“I wrote us a love letter. May I?” opened Donna Mejia in her speech at TEDxCU on March 2.
Mejia, an associate professor at the University of Colorado Boulder and the Inaugural Chancellor’s scholar of health and wellness for the Renée Crown Wellness Institute, was one of eight speakers in Macky Auditorium tasked with speaking to the theme of “Renaissance.”
Her speech at TEDxCU about multicultural understanding and empathy began as a letter to the community.
Mejia sat in a chair on stage, with her letter placed in front of her like a book. Beside her was a table with a plant and a candle. She looked at the audience and began to read.
“Dear friends, I’ve been a practitioner and educator in the arts, somatic sciences and critical theories about Earth’s cultures for over 30 years,” she began. “I’ve also been a multi-heritage human for over 50 years. From my vantage point, the resurgence of supremacy ideologies, misinformed culture wars and the reshaping of factual narratives isn’t new at all. And it continues to interfere with and dissuade some from exploring and understanding human culture.”
Mejia described how in her teaching, discussions of culture and cultural differences often caused students to hesitate for fear of embarrassment or retribution. To combat this anxiety in class discussion, Mejia created her own framework which she calls “fumble forward.”
“I developed a social practice for my classroom called ‘fumble forward’ to keep the space of inquiry open. During charged conversations and exchanges, students will preface their public commentary by saying ‘I’m about to fumble with my words.’ The class would answer as a chorus, ‘fumble forward,’” she said. “It became our social contract.”
The practice has taken on in other classrooms at CU Boulder as a means of inspiring open discussions around potentially controversial topics, as well as in the personal lives of Mejia’s students.
“My students would return from their school breaks to tell me how effective fumble forward was at a dysfunctional family dinner or in navigating conflict with roommates,” Mejia said.
Mejia described how this framework allowed students to “stay open and speak from the heart,” during hard conversations.
“I’ve marveled at how skillful our young learners are, and how eager they are to try,” she said.
Fumble forward is just the opening however, “The underlying work we implicitly agree to is an examination of our social programming,” Mejia said.
Olivia Bahr, a junior at CU Boulder and a member of the audience said, “I think the general concept of it being acceptable to say wrong things is a good philosophy in general.
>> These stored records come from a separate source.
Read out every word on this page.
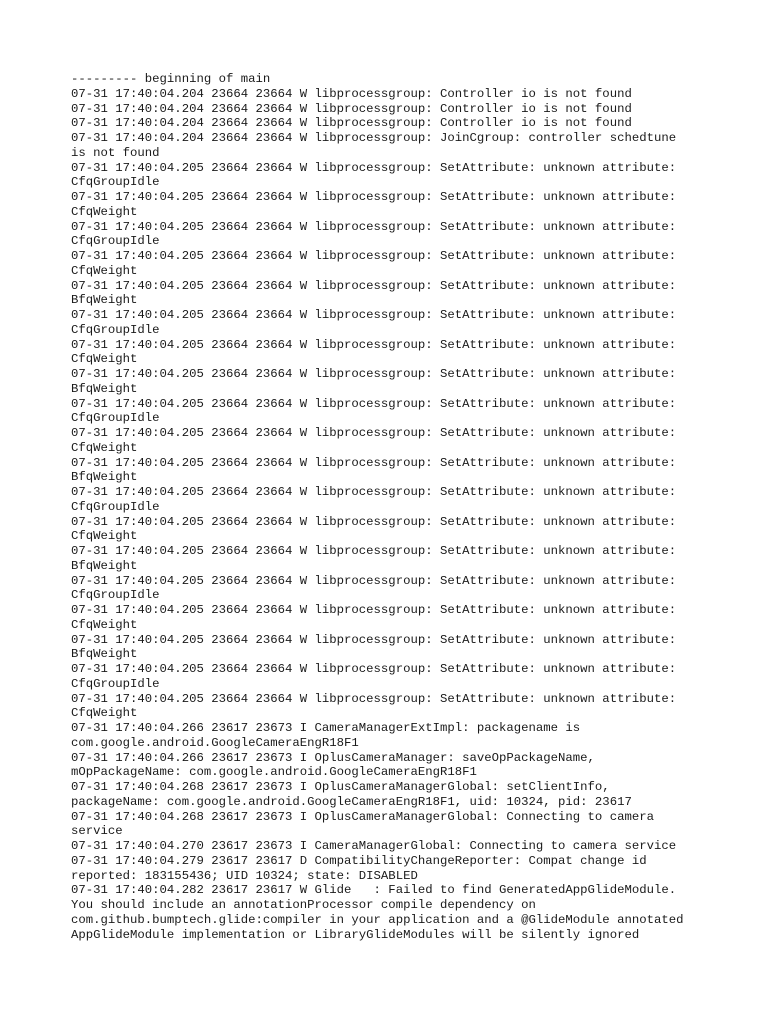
--------- beginning of main
07-31 17:40:04.204 23664 23664 W libprocessgroup: Controller io is not found
07-31 17:40:04.204 23664 23664 W libprocessgroup: Controller io is not found
07-31 17:40:04.204 23664 23664 W libprocessgroup: Controller io is not found
07-31 17:40:04.204 23664 23664 W libprocessgroup: JoinCgroup: controller schedtune
is not found
07-31 17:40:04.205 23664 23664 W libprocessgroup: SetAttribute: unknown attribute:
CfqGroupIdle
07-31 17:40:04.205 23664 23664 W libprocessgroup: SetAttribute: unknown attribute:
CfqWeight
07-31 17:40:04.205 23664 23664 W libprocessgroup: SetAttribute: unknown attribute:
CfqGroupIdle
07-31 17:40:04.205 23664 23664 W libprocessgroup: SetAttribute: unknown attribute:
CfqWeight
07-31 17:40:04.205 23664 23664 W libprocessgroup: SetAttribute: unknown attribute:
BfqWeight
07-31 17:40:04.205 23664 23664 W libprocessgroup: SetAttribute: unknown attribute:
CfqGroupIdle
07-31 17:40:04.205 23664 23664 W libprocessgroup: SetAttribute: unknown attribute:
CfqWeight
07-31 17:40:04.205 23664 23664 W libprocessgroup: SetAttribute: unknown attribute:
BfqWeight
07-31 17:40:04.205 23664 23664 W libprocessgroup: SetAttribute: unknown attribute:
CfqGroupIdle
07-31 17:40:04.205 23664 23664 W libprocessgroup: SetAttribute: unknown attribute:
CfqWeight
07-31 17:40:04.205 23664 23664 W libprocessgroup: SetAttribute: unknown attribute:
BfqWeight
07-31 17:40:04.205 23664 23664 W libprocessgroup: SetAttribute: unknown attribute:
CfqGroupIdle
07-31 17:40:04.205 23664 23664 W libprocessgroup: SetAttribute: unknown attribute:
CfqWeight
07-31 17:40:04.205 23664 23664 W libprocessgroup: SetAttribute: unknown attribute:
BfqWeight
07-31 17:40:04.205 23664 23664 W libprocessgroup: SetAttribute: unknown attribute:
CfqGroupIdle
07-31 17:40:04.205 23664 23664 W libprocessgroup: SetAttribute: unknown attribute:
CfqWeight
07-31 17:40:04.205 23664 23664 W libprocessgroup: SetAttribute: unknown attribute:
BfqWeight
07-31 17:40:04.205 23664 23664 W libprocessgroup: SetAttribute: unknown attribute:
CfqGroupIdle
07-31 17:40:04.205 23664 23664 W libprocessgroup: SetAttribute: unknown attribute:
CfqWeight
07-31 17:40:04.266 23617 23673 I CameraManagerExtImpl: packagename is
com.google.android.GoogleCameraEngR18F1
07-31 17:40:04.266 23617 23673 I OplusCameraManager: saveOpPackageName,
mOpPackageName: com.google.android.GoogleCameraEngR18F1
07-31 17:40:04.268 23617 23673 I OplusCameraManagerGlobal: setClientInfo,
packageName: com.google.android.GoogleCameraEngR18F1, uid: 10324, pid: 23617
07-31 17:40:04.268 23617 23673 I OplusCameraManagerGlobal: Connecting to camera
service
07-31 17:40:04.270 23617 23673 I CameraManagerGlobal: Connecting to camera service
07-31 17:40:04.279 23617 23617 D CompatibilityChangeReporter: Compat change id
reported: 183155436; UID 10324; state: DISABLED
07-31 17:40:04.282 23617 23617 W Glide   : Failed to find GeneratedAppGlideModule.
You should include an annotationProcessor compile dependency on
com.github.bumptech.glide:compiler in your application and a @GlideModule annotated
AppGlideModule implementation or LibraryGlideModules will be silently ignored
I think if you’re in a situation in which that’s not the case, that’s not good. It’s good that in those situations people have created systems like this.”
Mejia also touched on her own experience as someone with a multicultural background.
“I have experienced the insidiousness of white supremacy, the indefensible ridiculousness of gender subjugation, painful betrayals from my own black and brown peoples, due to our internalized colorism, the brutality of domestic violence and a sting of being told I’m not black enough, indigenous enough, European enough, smart enough, normal enough. Go ahead and fill in the blank.”
Mejia acknowledged that these power differentials are nothing new citing her own inner “Creole auntie” as someone who tempts her away from her own framework at times.
She concluded with this, “Fixing another may not be our obligation, but modeling patience and equanimity can plant seeds that may bear fruit in a future when another may finally [be] ready to fumble and heal too.”